Reflecting the importanceof continuous service, the PSC has "service performance metrics" for system malfunctions and power outages, which measure the number and duration of service interruptions.  These are intended to incent the utility to keep service on by taking preventive measures to enhance reliability, and to restore service quickly whenever equipment failure or storms cause service interruptions.  

In contrast, the PSC regulations and orders put no limits on the number of service interruptions that are the result of deliberate Central Hudson decisions to shut essential service off.  The wide month to month variation in the number of customers terminated, and the variable amounts owed by customers whose service is terminated indicates that at times discretion is being exercised to increase shutoffs, and could be exercised, as PULP proposes, to reduce shutoff decisions.

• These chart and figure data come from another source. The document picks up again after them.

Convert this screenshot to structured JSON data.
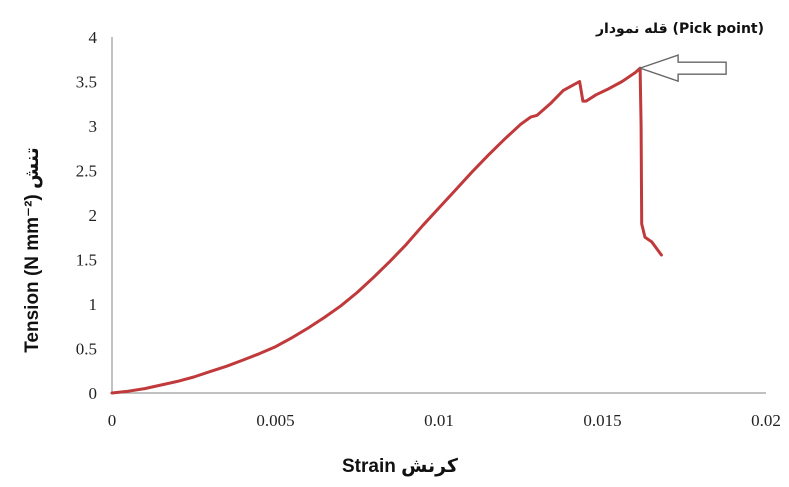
{
  "chart_data": {
    "type": "line",
    "xlabel": "Strain کرنش",
    "ylabel": "Tension (N mm⁻²) تنش",
    "xlim": [
      0,
      0.02
    ],
    "ylim": [
      0,
      4
    ],
    "x_ticks": [
      "0",
      "0.005",
      "0.01",
      "0.015",
      "0.02"
    ],
    "y_ticks": [
      "0",
      "0.5",
      "1",
      "1.5",
      "2",
      "2.5",
      "3",
      "3.5",
      "4"
    ],
    "grid": false,
    "legend": "none",
    "line_color": "#c0393b",
    "series": [
      {
        "x": [
          0,
          0.0005,
          0.001,
          0.0015,
          0.002,
          0.0025,
          0.003,
          0.0035,
          0.004,
          0.0045,
          0.005,
          0.0055,
          0.006,
          0.0065,
          0.007,
          0.0075,
          0.008,
          0.0085,
          0.009,
          0.0095,
          0.01,
          0.0105,
          0.011,
          0.0115,
          0.012,
          0.0125,
          0.0128,
          0.013,
          0.0134,
          0.0138,
          0.0141,
          0.0143,
          0.0144,
          0.0145,
          0.0148,
          0.0152,
          0.0156,
          0.016,
          0.01615,
          0.01618,
          0.0162,
          0.0163,
          0.0165,
          0.0168
        ],
        "y": [
          0,
          0.02,
          0.05,
          0.09,
          0.13,
          0.18,
          0.24,
          0.3,
          0.37,
          0.44,
          0.52,
          0.62,
          0.73,
          0.85,
          0.98,
          1.13,
          1.3,
          1.48,
          1.67,
          1.88,
          2.08,
          2.28,
          2.48,
          2.67,
          2.85,
          3.02,
          3.1,
          3.12,
          3.25,
          3.4,
          3.46,
          3.5,
          3.28,
          3.28,
          3.35,
          3.42,
          3.5,
          3.6,
          3.65,
          3.0,
          1.9,
          1.75,
          1.7,
          1.55
        ]
      }
    ],
    "annotations": [
      {
        "text": "قله نمودار (Pick point)",
        "x": 0.01615,
        "y": 3.65,
        "arrow": true
      }
    ]
  }
}
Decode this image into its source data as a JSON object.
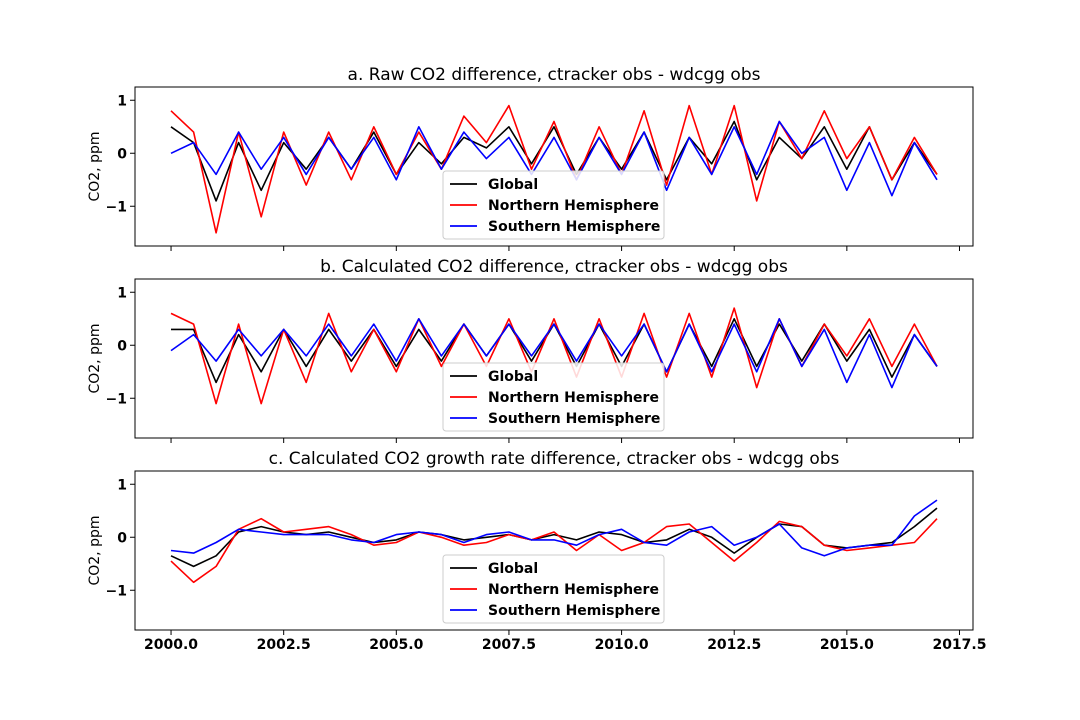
{
  "chart_data": [
    {
      "type": "line",
      "title": "a. Raw CO2 difference, ctracker obs - wdcgg obs",
      "ylabel": "CO2, ppm",
      "xlabel": "",
      "xlim": [
        1999.2,
        2017.8
      ],
      "ylim": [
        -1.75,
        1.25
      ],
      "yticks": [
        1,
        0,
        -1
      ],
      "ytick_labels": [
        "1",
        "0",
        "−1"
      ],
      "xticks": [
        2000.0,
        2002.5,
        2005.0,
        2007.5,
        2010.0,
        2012.5,
        2015.0,
        2017.5
      ],
      "xtick_labels": [],
      "grid": false,
      "legend_position": "lower-center",
      "series": [
        {
          "name": "Global",
          "color": "#000000",
          "x": [
            2000.0,
            2000.5,
            2001.0,
            2001.5,
            2002.0,
            2002.5,
            2003.0,
            2003.5,
            2004.0,
            2004.5,
            2005.0,
            2005.5,
            2006.0,
            2006.5,
            2007.0,
            2007.5,
            2008.0,
            2008.5,
            2009.0,
            2009.5,
            2010.0,
            2010.5,
            2011.0,
            2011.5,
            2012.0,
            2012.5,
            2013.0,
            2013.5,
            2014.0,
            2014.5,
            2015.0,
            2015.5,
            2016.0,
            2016.5,
            2017.0
          ],
          "y": [
            0.5,
            0.2,
            -0.9,
            0.2,
            -0.7,
            0.2,
            -0.3,
            0.3,
            -0.3,
            0.4,
            -0.4,
            0.2,
            -0.2,
            0.3,
            0.1,
            0.5,
            -0.2,
            0.5,
            -0.4,
            0.3,
            -0.3,
            0.4,
            -0.5,
            0.3,
            -0.2,
            0.6,
            -0.5,
            0.3,
            -0.1,
            0.5,
            -0.3,
            0.5,
            -0.5,
            0.2,
            -0.4
          ]
        },
        {
          "name": "Northern Hemisphere",
          "color": "#ff0000",
          "x": [
            2000.0,
            2000.5,
            2001.0,
            2001.5,
            2002.0,
            2002.5,
            2003.0,
            2003.5,
            2004.0,
            2004.5,
            2005.0,
            2005.5,
            2006.0,
            2006.5,
            2007.0,
            2007.5,
            2008.0,
            2008.5,
            2009.0,
            2009.5,
            2010.0,
            2010.5,
            2011.0,
            2011.5,
            2012.0,
            2012.5,
            2013.0,
            2013.5,
            2014.0,
            2014.5,
            2015.0,
            2015.5,
            2016.0,
            2016.5,
            2017.0
          ],
          "y": [
            0.8,
            0.4,
            -1.5,
            0.4,
            -1.2,
            0.4,
            -0.6,
            0.4,
            -0.5,
            0.5,
            -0.4,
            0.4,
            -0.3,
            0.7,
            0.2,
            0.9,
            -0.3,
            0.6,
            -0.5,
            0.5,
            -0.4,
            0.8,
            -0.6,
            0.9,
            -0.4,
            0.9,
            -0.9,
            0.6,
            -0.1,
            0.8,
            -0.1,
            0.5,
            -0.5,
            0.3,
            -0.4
          ]
        },
        {
          "name": "Southern Hemisphere",
          "color": "#0000ff",
          "x": [
            2000.0,
            2000.5,
            2001.0,
            2001.5,
            2002.0,
            2002.5,
            2003.0,
            2003.5,
            2004.0,
            2004.5,
            2005.0,
            2005.5,
            2006.0,
            2006.5,
            2007.0,
            2007.5,
            2008.0,
            2008.5,
            2009.0,
            2009.5,
            2010.0,
            2010.5,
            2011.0,
            2011.5,
            2012.0,
            2012.5,
            2013.0,
            2013.5,
            2014.0,
            2014.5,
            2015.0,
            2015.5,
            2016.0,
            2016.5,
            2017.0
          ],
          "y": [
            0.0,
            0.2,
            -0.4,
            0.4,
            -0.3,
            0.3,
            -0.4,
            0.3,
            -0.3,
            0.3,
            -0.5,
            0.5,
            -0.3,
            0.4,
            -0.1,
            0.3,
            -0.4,
            0.3,
            -0.5,
            0.3,
            -0.4,
            0.4,
            -0.7,
            0.3,
            -0.4,
            0.5,
            -0.4,
            0.6,
            0.0,
            0.3,
            -0.7,
            0.2,
            -0.8,
            0.2,
            -0.5
          ]
        }
      ]
    },
    {
      "type": "line",
      "title": "b. Calculated CO2 difference, ctracker obs - wdcgg obs",
      "ylabel": "CO2, ppm",
      "xlabel": "",
      "xlim": [
        1999.2,
        2017.8
      ],
      "ylim": [
        -1.75,
        1.25
      ],
      "yticks": [
        1,
        0,
        -1
      ],
      "ytick_labels": [
        "1",
        "0",
        "−1"
      ],
      "xticks": [
        2000.0,
        2002.5,
        2005.0,
        2007.5,
        2010.0,
        2012.5,
        2015.0,
        2017.5
      ],
      "xtick_labels": [],
      "grid": false,
      "legend_position": "lower-center",
      "series": [
        {
          "name": "Global",
          "color": "#000000",
          "x": [
            2000.0,
            2000.5,
            2001.0,
            2001.5,
            2002.0,
            2002.5,
            2003.0,
            2003.5,
            2004.0,
            2004.5,
            2005.0,
            2005.5,
            2006.0,
            2006.5,
            2007.0,
            2007.5,
            2008.0,
            2008.5,
            2009.0,
            2009.5,
            2010.0,
            2010.5,
            2011.0,
            2011.5,
            2012.0,
            2012.5,
            2013.0,
            2013.5,
            2014.0,
            2014.5,
            2015.0,
            2015.5,
            2016.0,
            2016.5,
            2017.0
          ],
          "y": [
            0.3,
            0.3,
            -0.7,
            0.2,
            -0.5,
            0.3,
            -0.4,
            0.3,
            -0.3,
            0.3,
            -0.4,
            0.3,
            -0.3,
            0.4,
            -0.2,
            0.4,
            -0.3,
            0.4,
            -0.4,
            0.4,
            -0.4,
            0.4,
            -0.5,
            0.4,
            -0.4,
            0.5,
            -0.4,
            0.4,
            -0.3,
            0.4,
            -0.3,
            0.3,
            -0.6,
            0.2,
            -0.4
          ]
        },
        {
          "name": "Northern Hemisphere",
          "color": "#ff0000",
          "x": [
            2000.0,
            2000.5,
            2001.0,
            2001.5,
            2002.0,
            2002.5,
            2003.0,
            2003.5,
            2004.0,
            2004.5,
            2005.0,
            2005.5,
            2006.0,
            2006.5,
            2007.0,
            2007.5,
            2008.0,
            2008.5,
            2009.0,
            2009.5,
            2010.0,
            2010.5,
            2011.0,
            2011.5,
            2012.0,
            2012.5,
            2013.0,
            2013.5,
            2014.0,
            2014.5,
            2015.0,
            2015.5,
            2016.0,
            2016.5,
            2017.0
          ],
          "y": [
            0.6,
            0.4,
            -1.1,
            0.4,
            -1.1,
            0.3,
            -0.7,
            0.6,
            -0.5,
            0.3,
            -0.5,
            0.5,
            -0.4,
            0.4,
            -0.4,
            0.5,
            -0.5,
            0.5,
            -0.6,
            0.5,
            -0.6,
            0.6,
            -0.6,
            0.6,
            -0.6,
            0.7,
            -0.8,
            0.5,
            -0.4,
            0.4,
            -0.2,
            0.5,
            -0.4,
            0.4,
            -0.4
          ]
        },
        {
          "name": "Southern Hemisphere",
          "color": "#0000ff",
          "x": [
            2000.0,
            2000.5,
            2001.0,
            2001.5,
            2002.0,
            2002.5,
            2003.0,
            2003.5,
            2004.0,
            2004.5,
            2005.0,
            2005.5,
            2006.0,
            2006.5,
            2007.0,
            2007.5,
            2008.0,
            2008.5,
            2009.0,
            2009.5,
            2010.0,
            2010.5,
            2011.0,
            2011.5,
            2012.0,
            2012.5,
            2013.0,
            2013.5,
            2014.0,
            2014.5,
            2015.0,
            2015.5,
            2016.0,
            2016.5,
            2017.0
          ],
          "y": [
            -0.1,
            0.2,
            -0.3,
            0.3,
            -0.2,
            0.3,
            -0.2,
            0.4,
            -0.2,
            0.4,
            -0.3,
            0.5,
            -0.2,
            0.4,
            -0.2,
            0.4,
            -0.2,
            0.4,
            -0.3,
            0.4,
            -0.2,
            0.4,
            -0.5,
            0.4,
            -0.5,
            0.4,
            -0.5,
            0.5,
            -0.4,
            0.3,
            -0.7,
            0.2,
            -0.8,
            0.2,
            -0.4
          ]
        }
      ]
    },
    {
      "type": "line",
      "title": "c. Calculated CO2 growth rate difference, ctracker obs - wdcgg obs",
      "ylabel": "CO2, ppm",
      "xlabel": "",
      "xlim": [
        1999.2,
        2017.8
      ],
      "ylim": [
        -1.75,
        1.25
      ],
      "yticks": [
        1,
        0,
        -1
      ],
      "ytick_labels": [
        "1",
        "0",
        "−1"
      ],
      "xticks": [
        2000.0,
        2002.5,
        2005.0,
        2007.5,
        2010.0,
        2012.5,
        2015.0,
        2017.5
      ],
      "xtick_labels": [
        "2000.0",
        "2002.5",
        "2005.0",
        "2007.5",
        "2010.0",
        "2012.5",
        "2015.0",
        "2017.5"
      ],
      "grid": false,
      "legend_position": "lower-center",
      "series": [
        {
          "name": "Global",
          "color": "#000000",
          "x": [
            2000.0,
            2000.5,
            2001.0,
            2001.5,
            2002.0,
            2002.5,
            2003.0,
            2003.5,
            2004.0,
            2004.5,
            2005.0,
            2005.5,
            2006.0,
            2006.5,
            2007.0,
            2007.5,
            2008.0,
            2008.5,
            2009.0,
            2009.5,
            2010.0,
            2010.5,
            2011.0,
            2011.5,
            2012.0,
            2012.5,
            2013.0,
            2013.5,
            2014.0,
            2014.5,
            2015.0,
            2015.5,
            2016.0,
            2016.5,
            2017.0
          ],
          "y": [
            -0.35,
            -0.55,
            -0.35,
            0.1,
            0.2,
            0.1,
            0.05,
            0.1,
            0.0,
            -0.1,
            -0.05,
            0.1,
            0.05,
            -0.05,
            0.0,
            0.05,
            -0.05,
            0.05,
            -0.05,
            0.1,
            0.05,
            -0.1,
            -0.05,
            0.15,
            0.0,
            -0.3,
            0.0,
            0.25,
            0.2,
            -0.15,
            -0.2,
            -0.15,
            -0.1,
            0.2,
            0.55
          ]
        },
        {
          "name": "Northern Hemisphere",
          "color": "#ff0000",
          "x": [
            2000.0,
            2000.5,
            2001.0,
            2001.5,
            2002.0,
            2002.5,
            2003.0,
            2003.5,
            2004.0,
            2004.5,
            2005.0,
            2005.5,
            2006.0,
            2006.5,
            2007.0,
            2007.5,
            2008.0,
            2008.5,
            2009.0,
            2009.5,
            2010.0,
            2010.5,
            2011.0,
            2011.5,
            2012.0,
            2012.5,
            2013.0,
            2013.5,
            2014.0,
            2014.5,
            2015.0,
            2015.5,
            2016.0,
            2016.5,
            2017.0
          ],
          "y": [
            -0.45,
            -0.85,
            -0.55,
            0.15,
            0.35,
            0.1,
            0.15,
            0.2,
            0.05,
            -0.15,
            -0.1,
            0.1,
            0.0,
            -0.15,
            -0.1,
            0.05,
            -0.05,
            0.1,
            -0.25,
            0.05,
            -0.25,
            -0.1,
            0.2,
            0.25,
            -0.1,
            -0.45,
            -0.1,
            0.3,
            0.2,
            -0.15,
            -0.25,
            -0.2,
            -0.15,
            -0.1,
            0.35
          ]
        },
        {
          "name": "Southern Hemisphere",
          "color": "#0000ff",
          "x": [
            2000.0,
            2000.5,
            2001.0,
            2001.5,
            2002.0,
            2002.5,
            2003.0,
            2003.5,
            2004.0,
            2004.5,
            2005.0,
            2005.5,
            2006.0,
            2006.5,
            2007.0,
            2007.5,
            2008.0,
            2008.5,
            2009.0,
            2009.5,
            2010.0,
            2010.5,
            2011.0,
            2011.5,
            2012.0,
            2012.5,
            2013.0,
            2013.5,
            2014.0,
            2014.5,
            2015.0,
            2015.5,
            2016.0,
            2016.5,
            2017.0
          ],
          "y": [
            -0.25,
            -0.3,
            -0.1,
            0.15,
            0.1,
            0.05,
            0.05,
            0.05,
            -0.05,
            -0.1,
            0.05,
            0.1,
            0.05,
            -0.1,
            0.05,
            0.1,
            -0.05,
            -0.05,
            -0.15,
            0.05,
            0.15,
            -0.1,
            -0.15,
            0.1,
            0.2,
            -0.15,
            0.0,
            0.25,
            -0.2,
            -0.35,
            -0.2,
            -0.15,
            -0.15,
            0.4,
            0.7
          ]
        }
      ]
    }
  ]
}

In light of this gap in the PSC performance regulation metrics PULP is asking the PSC to exercise more oversight of Central Hudson, and to put a service performance metric in place to measure terminations that would require Central Hudson to reduce the number of service interruptions for collection purposes.

Low Income Rates 
Large numbers of Central Hudson customers are behind in paying their bills. In 2011, an average of 24,277 customers were threatened each month with service termination due to unaffordable bills. One way to reduce energy burdens on low-income customers is through low-income rates. Initially opposed by utilities, one by one, through constant advocacy of PULP and in settlement agreements with the PSC, all the major utilities now have some form of low-income rates. These vary from utility to utility and need to be improved.

PULP's expert witness, Barbara R. Alexander, reviews in her testimony Central Hudson's existing low-income rates, and proposes they be reformed to expand eligibility and improve affordability. In addition, her testimony identifies the need for improved call center performance, which she finds to be below average. In addition Ms. Alexander recommends that, in line with industry best practice and implemented in other areas of New York, Central Hudson introduce a per-therm rate reduction for low-income natural gas heating customers, coupled with reform in Central Hudson's collection practices.